Border and Keller have heard that argument
before. So, in their study, they measured depression in many ways—diagnosis,
severity, symptom count, episode count—and they accounted for environmental
factors such as childhood trauma, adulthood trauma, and socioeconomic
adversity. It didn’t matter. No candidate gene influenced depression risk in
any environment.
But Suzanne Vrshek-Schallhorn of the University
of North Carolina at Greensboro says that Border’s team didn’t assess life
experiences with enough precision. “I cannot emphasize enough how insufficient
the measures of the environment used in this investigation were,” she says.
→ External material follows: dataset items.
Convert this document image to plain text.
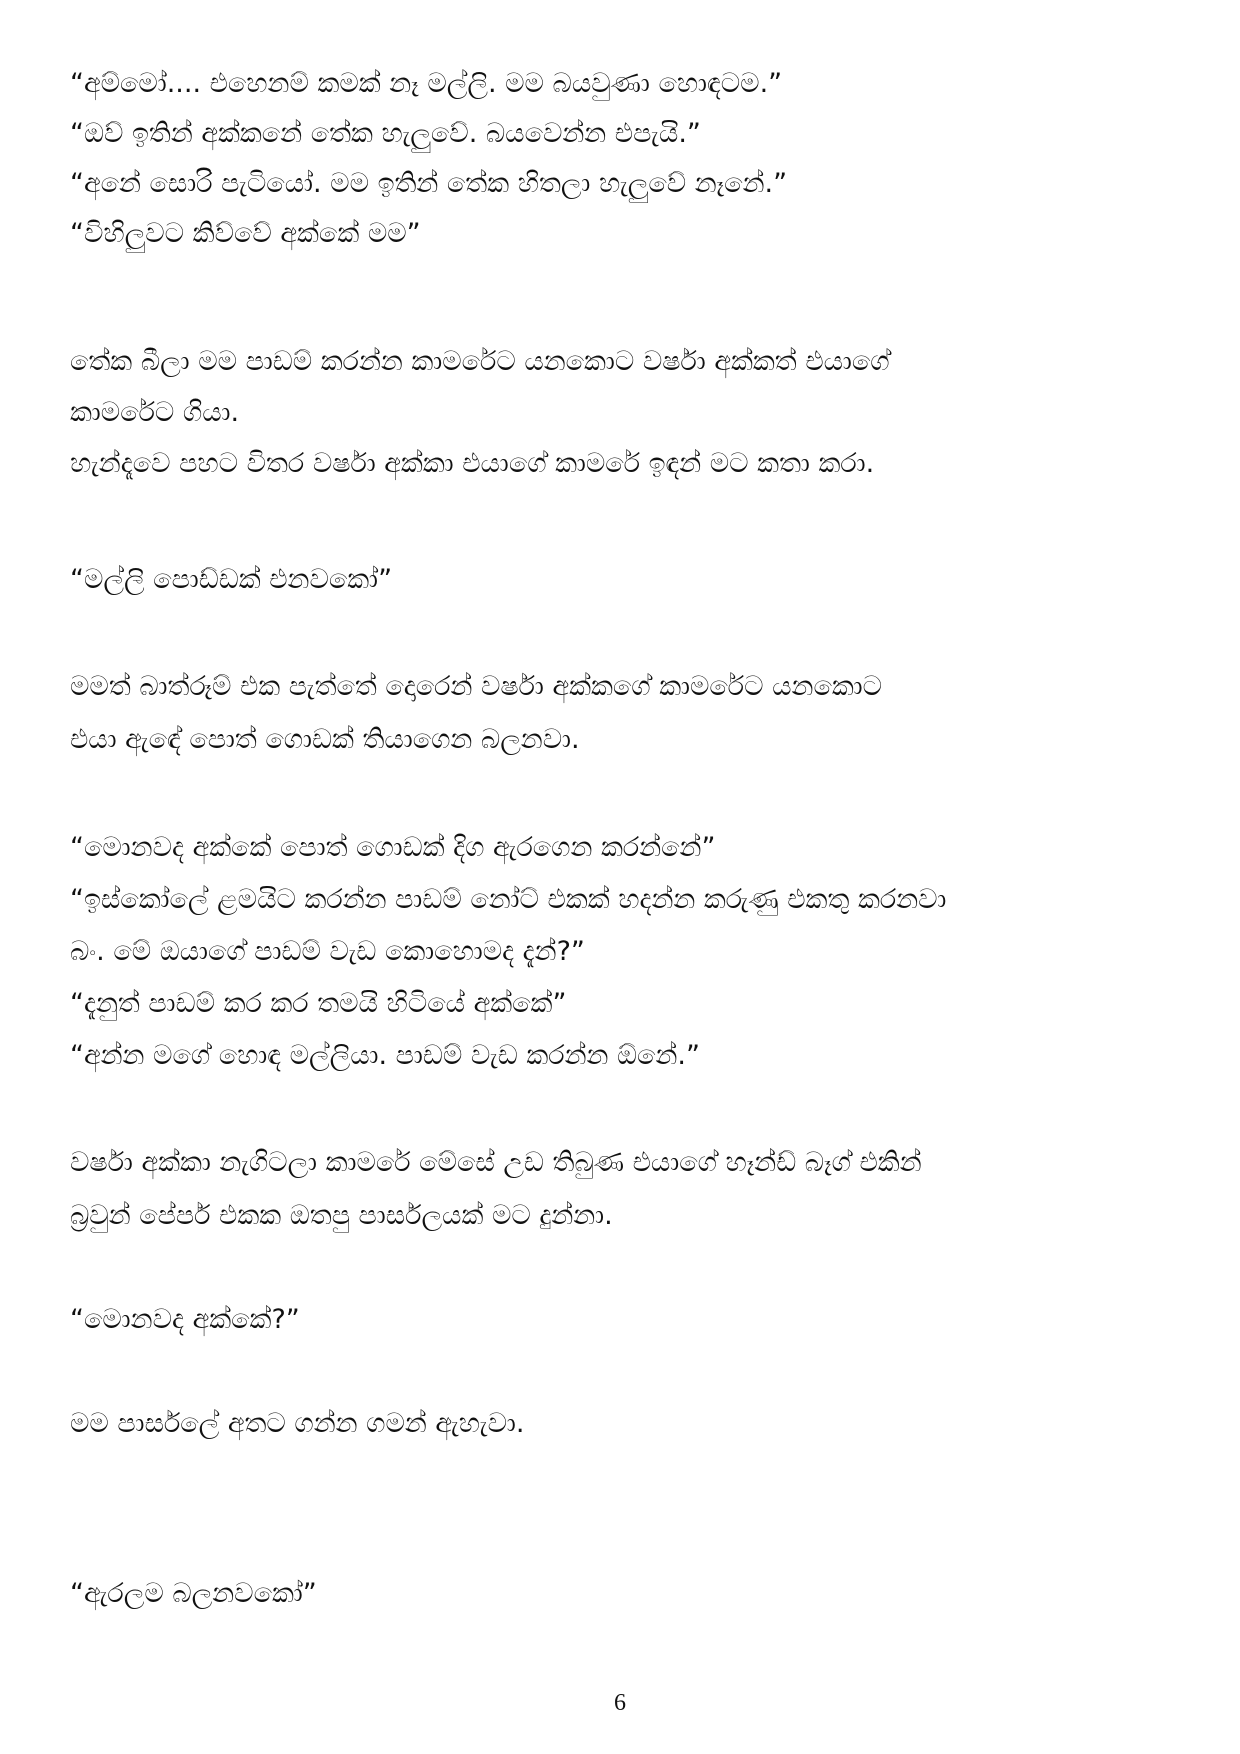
“අම්මෝ.... එහෙනම් කමක් නෑ මල්ලි. මම බයවුණා හොඳටම.”
“ඔව් ඉතින් අක්කනේ තේක හැලුවේ. බයවෙන්න එපැයි.”
“අනේ සොරි පැටියෝ. මම ඉතින් තේක හිතලා හැලුවේ නෑනේ.”
“විහිලුවට කිව්වේ අක්කේ මම”
තේක බීලා මම පාඩම් කරන්න කාමරේට යනකොට වර්ෂා අක්කත් එයාගේ
කාමරේට ගියා.
හැන්දෑවෙ පහට විතර වර්ෂා අක්කා එයාගේ කාමරේ ඉඳන් මට කතා කරා.
“මල්ලි පොඩ්ඩක් එනවකෝ”
මමත් බාත්රූම් එක පැත්තේ දොරෙන් වර්ෂා අක්කගේ කාමරේට යනකොට
එයා ඇඳේ පොත් ගොඩක් තියාගෙන බලනවා.
“මොනවද අක්කේ පොත් ගොඩක් දිග ඇරගෙන කරන්නේ”
“ඉස්කෝලේ ළමයිට කරන්න පාඩම් නෝට් එකක් හදන්න කරුණු එකතු කරනවා
බං. මේ ඔයාගේ පාඩම් වැඩ කොහොමද දැන්?”
“දැනුත් පාඩම් කර කර තමයි හිටියේ අක්කේ”
“අන්න මගේ හොඳ මල්ලියා. පාඩම් වැඩ කරන්න ඕනේ.”
වර්ෂා අක්කා නැගිටලා කාමරේ මේසේ උඩ තිබුණ එයාගේ හෑන්ඩ් බෑග් එකින්
බ්‍රවුන් පේපර් එකක ඔතපු පාර්සලයක් මට දුන්නා.
“මොනවද අක්කේ?”
මම පාර්සලේ අතට ගන්න ගමන් ඇහැවා.
“ඇරලම බලනවකෝ”
6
“Even for measures that fall below gold-standard stress-assessment approaches,
they represent a new low.” By using overly simple yes-or-no questionnaires
rather than more thorough interviews, the team may have completely obscured any
relationships between genes and environments, Vrshek-Schallhorn claims. “We
should not get starry-eyed about large sample sizes, when measure validity is
compromised to achieve them. We need to emphasize both quality and quantity.”
But Border argues that even if there had been
“catastrophic measurement error,” his results would stand. In simulations, even
when he replaced half the depression diagnoses and half the records of personal
trauma with coin flips, the study would have been large enough to
detect the kinds of effects seen in the early candidate-gene papers.
Similar debates have played out in other
fields. When one group of psychologists started trying to reproduce classic
results in much larger studies, their peers argued that any failures might
simply be due to differences between the new groups of volunteers and the
originals. This excuse has eroded with time, but to Border,
it feels familiar. “There’s an unwillingness to part with a previous
hypothesis,” he says. “It’s hard to wrap your head around the fact that maybe
you were on a wild goose chase for years.”
Keller worries that these problems will be used
as ammunition to distrust science as a whole. “People ask, Well, if
scientists are publishing crap, why should we believe global warming and
evolution?” he says. “But there’s a real difference: Some people were
skeptical about candidate genes even back in the 1990s. There was never
unanimity or consensus in the way there is for human-made global warming and
the theory of evolution.” [OK – evaluate for yourselves how convincing this distinction
is.]
Nor, he says, should his work be taken to mean
that genes don’t affect depression. They do, and with newer, bigger studies,
researchers are finally working out which ones do. If
anything, the sordid history of the candidate-gene approach
propelled the development of better methods. “I feel like the field of
psychiatric genetics felt really burned coming out of the candidate-gene era,
and took strides to make sure it won’t happen again.” That includes sharing
data openly, and setting standards for how large and powerful studies need to
be.
Dorothy Bishop of the University of
Oxford argues that institutions and funders that supported candidate-gene work in
depression should also be asking themselves some hard questions. “They need to
recognize that even those who think they are elite are not immune to poor
reproducibility, which leads to a huge amount of waste,” she says.
“We have got to set up a system, or
develop a culture, that rewards people for actually trying to do it right,”
adds Keller. “Those who don’t learn from the past are doomed to repeat it.”